Stocks of these companies outperform even the sharply rising wider index
The share prices of sugar companies, which had fallen sharply from January into May, have seen a smart recovery since end-August. Since September, while the Sensex is up 12 per cent, sugar stocks have posted a robust rise of 8-30 per cent. The improvement in sentiment is despite the estimates of India’s sugar production rising over 30 per cent in SY11 (ending September 2011) to surpass its consumption and the benign sugar prices. Analysts believe the domestic sugar cycle has bottomed out and most of the negative news has already been factored in the share prices. They expect sugar prices to improve in the near future, narrowing the gap between domestic and global prices. Analysts also expect the surplus production to be partly absorbed by exports (1 million tonne allowed so far), lower sugarcane prices and steps to decontrol the industry.
Demand-supply, pricing outlook
Global sugar prices have rallied to 26 cents per pound (lb) driven by lower-than-expected production in Brazil (the world’s largest sugar producer), a 38 per cent increase in China’s sugar imports (post the damage to its crop) and the crop deficit in Europe and Pakistan. This has led to global surplus estimates being revised to 2.1 MT from 5.2 MT estimated earlier for 2011.
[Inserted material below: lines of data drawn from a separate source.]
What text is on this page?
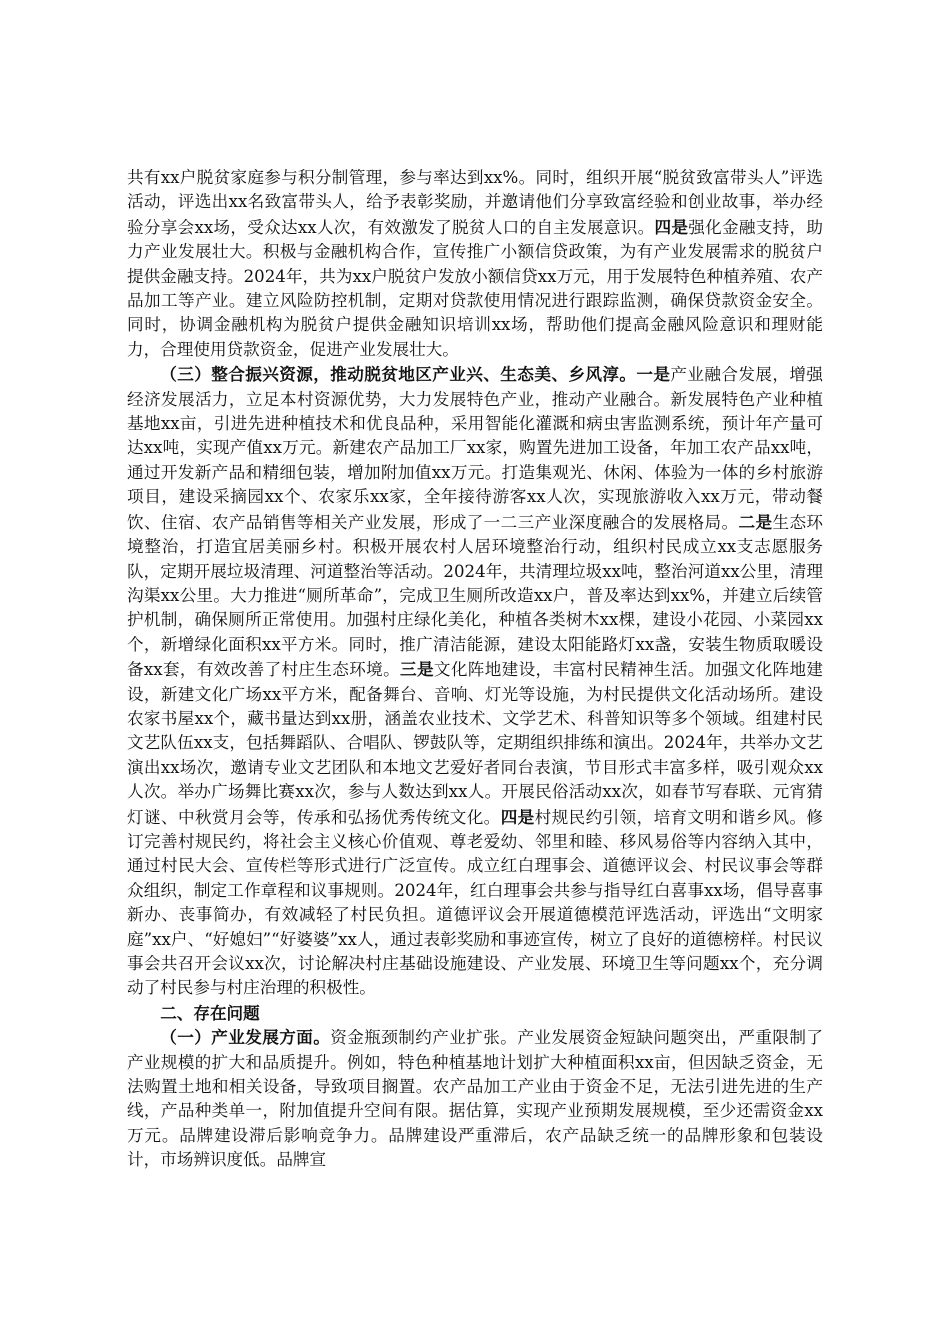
共有xx户脱贫家庭参与积分制管理，参与率达到xx%。同时，组织开展“脱贫致富带头人”评选活动，评选出xx名致富带头人，给予表彰奖励，并邀请他们分享致富经验和创业故事，举办经验分享会xx场，受众达xx人次，有效激发了脱贫人口的自主发展意识。四是强化金融支持，助力产业发展壮大。积极与金融机构合作，宣传推广小额信贷政策，为有产业发展需求的脱贫户提供金融支持。2024年，共为xx户脱贫户发放小额信贷xx万元，用于发展特色种植养殖、农产品加工等产业。建立风险防控机制，定期对贷款使用情况进行跟踪监测，确保贷款资金安全。同时，协调金融机构为脱贫户提供金融知识培训xx场，帮助他们提高金融风险意识和理财能力，合理使用贷款资金，促进产业发展壮大。

（三）整合振兴资源，推动脱贫地区产业兴、生态美、乡风淳。一是产业融合发展，增强经济发展活力，立足本村资源优势，大力发展特色产业，推动产业融合。新发展特色产业种植基地xx亩，引进先进种植技术和优良品种，采用智能化灌溉和病虫害监测系统，预计年产量可达xx吨，实现产值xx万元。新建农产品加工厂xx家，购置先进加工设备，年加工农产品xx吨，通过开发新产品和精细包装，增加附加值xx万元。打造集观光、休闲、体验为一体的乡村旅游项目，建设采摘园xx个、农家乐xx家，全年接待游客xx人次，实现旅游收入xx万元，带动餐饮、住宿、农产品销售等相关产业发展，形成了一二三产业深度融合的发展格局。二是生态环境整治，打造宜居美丽乡村。积极开展农村人居环境整治行动，组织村民成立xx支志愿服务队，定期开展垃圾清理、河道整治等活动。2024年，共清理垃圾xx吨，整治河道xx公里，清理沟渠xx公里。大力推进“厕所革命”，完成卫生厕所改造xx户，普及率达到xx%，并建立后续管护机制，确保厕所正常使用。加强村庄绿化美化，种植各类树木xx棵，建设小花园、小菜园xx个，新增绿化面积xx平方米。同时，推广清洁能源，建设太阳能路灯xx盏，安装生物质取暖设备xx套，有效改善了村庄生态环境。三是文化阵地建设，丰富村民精神生活。加强文化阵地建设，新建文化广场xx平方米，配备舞台、音响、灯光等设施，为村民提供文化活动场所。建设农家书屋xx个，藏书量达到xx册，涵盖农业技术、文学艺术、科普知识等多个领域。组建村民文艺队伍xx支，包括舞蹈队、合唱队、锣鼓队等，定期组织排练和演出。2024年，共举办文艺演出xx场次，邀请专业文艺团队和本地文艺爱好者同台表演，节目形式丰富多样，吸引观众xx人次。举办广场舞比赛xx次，参与人数达到xx人。开展民俗活动xx次，如春节写春联、元宵猜灯谜、中秋赏月会等，传承和弘扬优秀传统文化。四是村规民约引领，培育文明和谐乡风。修订完善村规民约，将社会主义核心价值观、尊老爱幼、邻里和睦、移风易俗等内容纳入其中，通过村民大会、宣传栏等形式进行广泛宣传。成立红白理事会、道德评议会、村民议事会等群众组织，制定工作章程和议事规则。2024年，红白理事会共参与指导红白喜事xx场，倡导喜事新办、丧事简办，有效减轻了村民负担。道德评议会开展道德模范评选活动，评选出“文明家庭”xx户、“好媳妇”“好婆婆”xx人，通过表彰奖励和事迹宣传，树立了良好的道德榜样。村民议事会共召开会议xx次，讨论解决村庄基础设施建设、产业发展、环境卫生等问题xx个，充分调动了村民参与村庄治理的积极性。

二、存在问题

（一）产业发展方面。资金瓶颈制约产业扩张。产业发展资金短缺问题突出，严重限制了产业规模的扩大和品质提升。例如，特色种植基地计划扩大种植面积xx亩，但因缺乏资金，无法购置土地和相关设备，导致项目搁置。农产品加工产业由于资金不足，无法引进先进的生产线，产品种类单一，附加值提升空间有限。据估算，实现产业预期发展规模，至少还需资金xx万元。品牌建设滞后影响竞争力。品牌建设严重滞后，农产品缺乏统一的品牌形象和包装设计，市场辨识度低。品牌宣
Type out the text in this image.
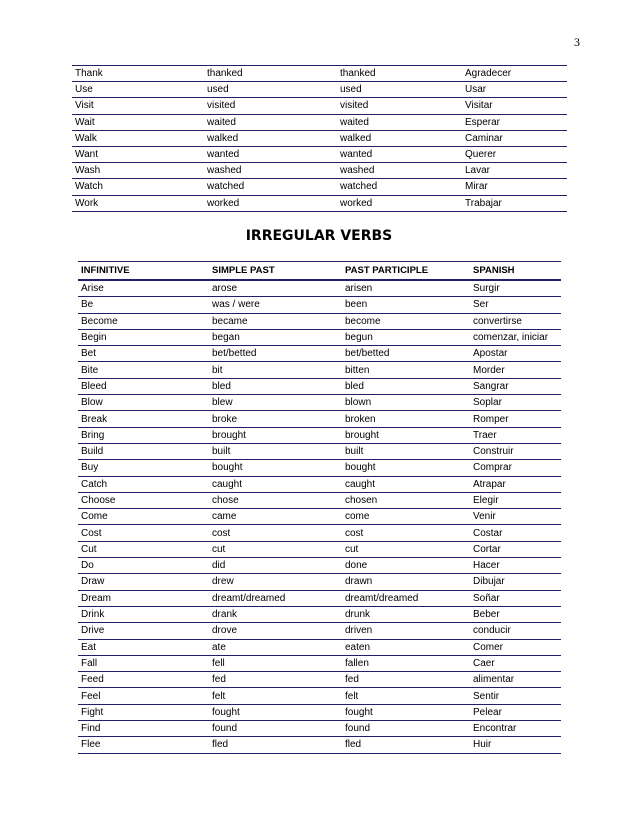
3
Thank	thanked	thanked	Agradecer
Use	used	used	Usar
Visit	visited	visited	Visitar
Wait	waited	waited	Esperar
Walk	walked	walked	Caminar
Want	wanted	wanted	Querer
Wash	washed	washed	Lavar
Watch	watched	watched	Mirar
Work	worked	worked	Trabajar
IRREGULAR VERBS
INFINITIVE	SIMPLE PAST	PAST PARTICIPLE	SPANISH
Arise	arose	arisen	Surgir
Be	was / were	been	Ser
Become	became	become	convertirse
Begin	began	begun	comenzar, iniciar
Bet	bet/betted	bet/betted	Apostar
Bite	bit	bitten	Morder
Bleed	bled	bled	Sangrar
Blow	blew	blown	Soplar
Break	broke	broken	Romper
Bring	brought	brought	Traer
Build	built	built	Construir
Buy	bought	bought	Comprar
Catch	caught	caught	Atrapar
Choose	chose	chosen	Elegir
Come	came	come	Venir
Cost	cost	cost	Costar
Cut	cut	cut	Cortar
Do	did	done	Hacer
Draw	drew	drawn	Dibujar
Dream	dreamt/dreamed	dreamt/dreamed	Soñar
Drink	drank	drunk	Beber
Drive	drove	driven	conducir
Eat	ate	eaten	Comer
Fall	fell	fallen	Caer
Feed	fed	fed	alimentar
Feel	felt	felt	Sentir
Fight	fought	fought	Pelear
Find	found	found	Encontrar
Flee	fled	fled	Huir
India, on the contrary, is expecting a surplus cane production in SY11. As per ISMA, the sugar output is estimated at 25.5 MT, with carryover stocks of 5.8 MT, leaving around 3 MT of surplus sugar this year. This expected surplus has resulted in a decline in sugar prices from Rs 42 per kg early this year to Rs 27 per kg currently.
The good news is that domestic prices are expected to firm up (moving closer to global prices) to over Rs 30 per kg in the medium term, led by the 1 MT export obligation and recent floods in western UP. Additionally, with sugarcane availability set to rise, experts believe its prices will dip around 25 per cent to Rs 200 per quintal, which should help the margins of sugar producers.
Further boost to earnings
Companies need to sell just 10 per cent of their sugar output to the government at below-market prices. The government has recently hiked these prices from about Rs 13 to Rs 17.57 a kg. It has also raised ethanol purchase prices (which oil marketing companies pay to sugar players) from Rs 21.5 per litre to Rs 27 per litre. All these should aid sugar companies’ revenues and profitability. Lastly, while the proposal to decontrol the sector is lying with the government, any move in this direction should prove positive for the companies and most likely result in a re-rating of sugar stocks.
Shree Renuka Sugar
With two sugar mills (VDI and Equipav) in Brazil, which enables it to arbitrage between global and domestic prices, Shree Renuka Sugar is poised to gain the most from the surging international sugar prices. The Brazilian safari would enable it to sustain volume growth while the rise in global prices would aid margin expansion. Higher sugar prices would result in more than 50 per cent Ebitda margins from Brazilian subsidiaries in the September quarter. At Rs 84.7, the stock is trading at a PE of 15.13 times its SY11 estimated earnings (Rs 9.5-Rs 9.8) and is the top pick of most analysts.
Balrampur Chini
Balrampur Chini will benefit from the expected decontrol measures by the government. The rise in sugar prices would drive margin expansion in the coming quarters. Its mills are located in eastern UP; safeguarding it from the floods in western UP. Analysts estimate the company to post an EPS of Rs 7.6-8.6 for 2010-11. The company has a low-cost inventory and a strong balance sheet. It has the highest co-generation capacity among sugar mills and will benefit the most from the rise in power realisation by UPSEB to Rs 4 per unit. At Rs 93.4, it commands a PE of 12.29 times its estimated SY11 earnings. Most analysts have a buy on the stock.
Bajaj Hindusthan
Bajaj Hindusthan, which has nine factories in western UP, could see a reduction in availability of sugarcane due to the floods in that region in September. The company’s major concern is the huge debt on its books, amounting to Rs 3,600 crore. It plans to set up a 2,430 MW capacity power plant entailing an investment of Rs 10,000 crore. This could involve infusion of fresh funds, straining its financials. While an upward revision of ethanol prices will provide some relief, high inventory levels and delays in supplying 100 MT ethanol to OMCs in 2011 are among other concerns. At Rs 133.8, the stock trades at 15.93 times its estimated FY11 earnings. Most analysts have a sell on the stock.